My company recently sent a PDF file that had been prepared by our graphic designer to a commercial printer for a large poster-size "pullup" to use at a trade show. The contents include a fair amount of detail - thin, straight lines, sharp edges, etc.
The proofs we got back show extensive aliasing ( AKA jaggies AKA staircasing) on the edges and lines, that are simply not in the original PDF file at any scale. I thought that the printer did something wrong so I opened the PDF in Photoshop took a cropped sample so it would be the same size as the actual commercial print, and printed it on our office printer at the highest quality settings, and it had the same jaggies as the commercial print! These jaggies are NOT in the cropped image at any scale.
I then took the JPEG image that the graphic designer used to make the PDF and printed that at the same scale as the others. No jaggies.
I then took the PDF file and converted it to JPEG in Photoshop and the converted file had jaggies visible on the screen that didn't exist in the original PDF file.

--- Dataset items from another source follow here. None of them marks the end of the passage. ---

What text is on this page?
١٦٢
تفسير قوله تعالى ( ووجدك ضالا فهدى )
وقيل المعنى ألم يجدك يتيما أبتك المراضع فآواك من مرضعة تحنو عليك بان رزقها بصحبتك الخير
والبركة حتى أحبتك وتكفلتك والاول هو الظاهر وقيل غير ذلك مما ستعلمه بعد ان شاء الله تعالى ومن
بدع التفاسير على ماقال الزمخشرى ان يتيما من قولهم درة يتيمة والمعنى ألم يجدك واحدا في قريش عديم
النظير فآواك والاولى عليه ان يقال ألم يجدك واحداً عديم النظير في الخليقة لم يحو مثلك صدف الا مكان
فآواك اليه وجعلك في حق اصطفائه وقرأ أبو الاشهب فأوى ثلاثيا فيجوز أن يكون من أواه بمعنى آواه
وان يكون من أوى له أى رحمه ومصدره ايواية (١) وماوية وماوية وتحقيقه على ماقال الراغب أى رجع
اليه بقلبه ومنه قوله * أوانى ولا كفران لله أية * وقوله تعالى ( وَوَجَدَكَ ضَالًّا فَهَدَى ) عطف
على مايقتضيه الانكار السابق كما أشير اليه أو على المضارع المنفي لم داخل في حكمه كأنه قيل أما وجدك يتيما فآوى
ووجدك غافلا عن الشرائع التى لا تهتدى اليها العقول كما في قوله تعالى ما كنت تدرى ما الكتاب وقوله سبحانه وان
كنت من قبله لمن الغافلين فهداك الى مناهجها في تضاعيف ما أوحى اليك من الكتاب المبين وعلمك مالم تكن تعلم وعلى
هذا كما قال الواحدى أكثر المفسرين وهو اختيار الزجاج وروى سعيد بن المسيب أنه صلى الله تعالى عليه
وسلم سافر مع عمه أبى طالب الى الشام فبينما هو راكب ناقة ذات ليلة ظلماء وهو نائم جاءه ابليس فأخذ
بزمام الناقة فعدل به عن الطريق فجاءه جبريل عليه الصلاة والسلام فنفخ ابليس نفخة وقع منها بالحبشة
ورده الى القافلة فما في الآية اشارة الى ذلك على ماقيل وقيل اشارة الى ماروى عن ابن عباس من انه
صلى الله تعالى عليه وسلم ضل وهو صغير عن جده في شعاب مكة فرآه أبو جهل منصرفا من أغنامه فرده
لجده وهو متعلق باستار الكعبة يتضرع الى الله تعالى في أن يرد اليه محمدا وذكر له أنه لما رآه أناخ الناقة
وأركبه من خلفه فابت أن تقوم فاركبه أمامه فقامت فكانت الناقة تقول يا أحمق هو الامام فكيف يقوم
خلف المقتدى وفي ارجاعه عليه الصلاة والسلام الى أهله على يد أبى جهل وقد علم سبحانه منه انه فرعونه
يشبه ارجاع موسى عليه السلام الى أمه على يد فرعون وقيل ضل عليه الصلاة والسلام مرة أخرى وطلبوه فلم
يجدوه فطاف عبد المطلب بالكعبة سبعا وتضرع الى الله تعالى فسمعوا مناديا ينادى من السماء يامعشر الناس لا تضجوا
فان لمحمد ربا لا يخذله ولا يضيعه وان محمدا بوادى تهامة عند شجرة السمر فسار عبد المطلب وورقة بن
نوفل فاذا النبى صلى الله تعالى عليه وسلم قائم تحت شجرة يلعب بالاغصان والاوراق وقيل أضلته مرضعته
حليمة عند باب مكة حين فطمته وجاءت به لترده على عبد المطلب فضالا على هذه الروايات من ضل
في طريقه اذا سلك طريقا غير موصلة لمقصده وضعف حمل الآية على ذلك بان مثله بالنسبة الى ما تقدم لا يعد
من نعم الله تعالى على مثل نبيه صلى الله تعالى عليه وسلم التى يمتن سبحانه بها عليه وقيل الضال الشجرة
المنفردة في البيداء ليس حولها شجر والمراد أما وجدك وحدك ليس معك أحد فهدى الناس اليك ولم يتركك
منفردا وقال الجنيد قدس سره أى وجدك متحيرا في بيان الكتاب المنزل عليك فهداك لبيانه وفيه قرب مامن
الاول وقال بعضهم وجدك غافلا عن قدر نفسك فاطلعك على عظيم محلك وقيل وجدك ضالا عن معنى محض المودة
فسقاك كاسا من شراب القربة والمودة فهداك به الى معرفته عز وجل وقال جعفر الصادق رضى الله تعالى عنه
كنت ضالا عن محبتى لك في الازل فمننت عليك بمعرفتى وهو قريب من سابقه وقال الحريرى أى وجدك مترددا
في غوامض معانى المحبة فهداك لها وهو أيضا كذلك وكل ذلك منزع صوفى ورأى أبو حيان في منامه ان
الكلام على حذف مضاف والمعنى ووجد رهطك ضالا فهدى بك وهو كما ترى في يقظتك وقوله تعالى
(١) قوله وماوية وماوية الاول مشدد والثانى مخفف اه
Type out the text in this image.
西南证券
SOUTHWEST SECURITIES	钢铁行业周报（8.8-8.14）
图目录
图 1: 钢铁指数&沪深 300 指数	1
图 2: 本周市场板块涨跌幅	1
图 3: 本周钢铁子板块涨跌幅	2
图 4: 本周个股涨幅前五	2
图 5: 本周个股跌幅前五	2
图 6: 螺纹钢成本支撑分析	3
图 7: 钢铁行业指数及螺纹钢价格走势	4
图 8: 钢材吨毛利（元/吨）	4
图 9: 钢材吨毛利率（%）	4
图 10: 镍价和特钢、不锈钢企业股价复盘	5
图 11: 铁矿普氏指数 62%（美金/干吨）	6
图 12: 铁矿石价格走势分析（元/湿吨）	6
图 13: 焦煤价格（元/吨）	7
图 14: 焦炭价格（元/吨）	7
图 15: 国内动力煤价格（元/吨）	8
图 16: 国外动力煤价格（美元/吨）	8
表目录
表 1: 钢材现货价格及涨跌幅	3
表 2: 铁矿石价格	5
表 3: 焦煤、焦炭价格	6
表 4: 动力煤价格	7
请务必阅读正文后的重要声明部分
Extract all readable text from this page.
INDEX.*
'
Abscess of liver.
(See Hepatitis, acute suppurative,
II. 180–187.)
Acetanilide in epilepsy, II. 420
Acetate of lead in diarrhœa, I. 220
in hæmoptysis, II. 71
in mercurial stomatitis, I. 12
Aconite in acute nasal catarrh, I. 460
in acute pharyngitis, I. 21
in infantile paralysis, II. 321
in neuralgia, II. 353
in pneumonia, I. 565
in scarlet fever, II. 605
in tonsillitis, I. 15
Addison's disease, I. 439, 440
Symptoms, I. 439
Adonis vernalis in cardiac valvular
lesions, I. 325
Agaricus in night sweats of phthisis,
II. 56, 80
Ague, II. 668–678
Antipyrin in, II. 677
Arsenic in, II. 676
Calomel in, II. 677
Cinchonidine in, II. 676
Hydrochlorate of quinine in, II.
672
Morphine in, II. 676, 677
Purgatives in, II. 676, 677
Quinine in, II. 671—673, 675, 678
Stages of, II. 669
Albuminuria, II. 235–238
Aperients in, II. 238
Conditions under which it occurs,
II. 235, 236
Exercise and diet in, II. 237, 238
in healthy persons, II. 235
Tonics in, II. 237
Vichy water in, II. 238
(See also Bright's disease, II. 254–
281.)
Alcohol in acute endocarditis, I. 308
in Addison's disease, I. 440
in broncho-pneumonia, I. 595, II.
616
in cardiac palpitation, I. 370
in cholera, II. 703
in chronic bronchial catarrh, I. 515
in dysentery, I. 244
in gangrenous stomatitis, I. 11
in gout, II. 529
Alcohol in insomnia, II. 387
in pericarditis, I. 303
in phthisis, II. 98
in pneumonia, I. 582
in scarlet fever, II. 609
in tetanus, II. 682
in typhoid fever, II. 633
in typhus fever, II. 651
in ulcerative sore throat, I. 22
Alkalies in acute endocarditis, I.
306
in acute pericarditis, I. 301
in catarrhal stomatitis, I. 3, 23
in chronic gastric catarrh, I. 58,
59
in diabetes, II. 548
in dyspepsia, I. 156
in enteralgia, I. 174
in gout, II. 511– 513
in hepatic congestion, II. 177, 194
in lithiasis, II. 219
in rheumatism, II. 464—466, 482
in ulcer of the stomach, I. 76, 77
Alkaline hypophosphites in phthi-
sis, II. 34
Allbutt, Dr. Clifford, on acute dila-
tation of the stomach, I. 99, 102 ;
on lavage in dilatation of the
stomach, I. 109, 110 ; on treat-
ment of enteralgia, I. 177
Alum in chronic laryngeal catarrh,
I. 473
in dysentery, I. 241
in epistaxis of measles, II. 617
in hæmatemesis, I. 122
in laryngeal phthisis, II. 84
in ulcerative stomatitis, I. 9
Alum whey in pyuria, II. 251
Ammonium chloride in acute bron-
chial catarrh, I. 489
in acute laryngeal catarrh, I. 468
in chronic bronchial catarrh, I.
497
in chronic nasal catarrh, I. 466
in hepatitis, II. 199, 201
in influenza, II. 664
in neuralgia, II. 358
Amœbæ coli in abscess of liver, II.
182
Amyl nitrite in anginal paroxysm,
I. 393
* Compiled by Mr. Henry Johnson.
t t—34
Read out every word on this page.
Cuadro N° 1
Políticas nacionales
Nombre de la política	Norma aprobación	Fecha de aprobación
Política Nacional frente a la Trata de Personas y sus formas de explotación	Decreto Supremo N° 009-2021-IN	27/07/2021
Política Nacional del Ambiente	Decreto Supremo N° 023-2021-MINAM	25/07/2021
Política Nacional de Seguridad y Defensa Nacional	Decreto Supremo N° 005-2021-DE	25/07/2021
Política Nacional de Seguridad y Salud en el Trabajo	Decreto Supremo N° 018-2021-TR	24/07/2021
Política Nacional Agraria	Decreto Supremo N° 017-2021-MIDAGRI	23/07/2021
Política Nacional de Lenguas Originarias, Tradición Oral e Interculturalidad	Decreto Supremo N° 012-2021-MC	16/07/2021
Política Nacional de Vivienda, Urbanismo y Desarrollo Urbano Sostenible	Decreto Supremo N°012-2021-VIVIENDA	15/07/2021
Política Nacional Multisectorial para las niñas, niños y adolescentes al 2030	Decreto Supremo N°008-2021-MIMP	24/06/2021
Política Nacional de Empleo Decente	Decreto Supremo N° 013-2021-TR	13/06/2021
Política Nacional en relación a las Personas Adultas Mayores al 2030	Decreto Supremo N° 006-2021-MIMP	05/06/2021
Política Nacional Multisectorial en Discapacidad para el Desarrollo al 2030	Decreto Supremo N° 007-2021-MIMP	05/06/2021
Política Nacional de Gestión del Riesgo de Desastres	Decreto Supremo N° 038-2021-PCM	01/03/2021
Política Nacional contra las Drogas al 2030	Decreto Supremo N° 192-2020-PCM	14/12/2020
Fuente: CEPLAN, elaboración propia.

So, somehow, when the PDF file is converted to something else - printer format or JPEG it's getting these terrible artifacts.
What's causing this and how do I fix it? Thanks in advance!
PS - When I load the PDF file into Photoshop it spends a long time rasterizing it first. I assume this means that PDF is not a natively bitmap format. Could that be the problem? Should our graphic designer use some other format to submit to a commercial printer?
Is there a setting when creating the pdf file to optimize it for screen or print ? That could be the problem.
Or maybe printing software is paying attention to a silly default setting of 72 ppi within the pdf file. Adobe likes defaulting to 72 ppi but nobody really uses 72 ppi these days.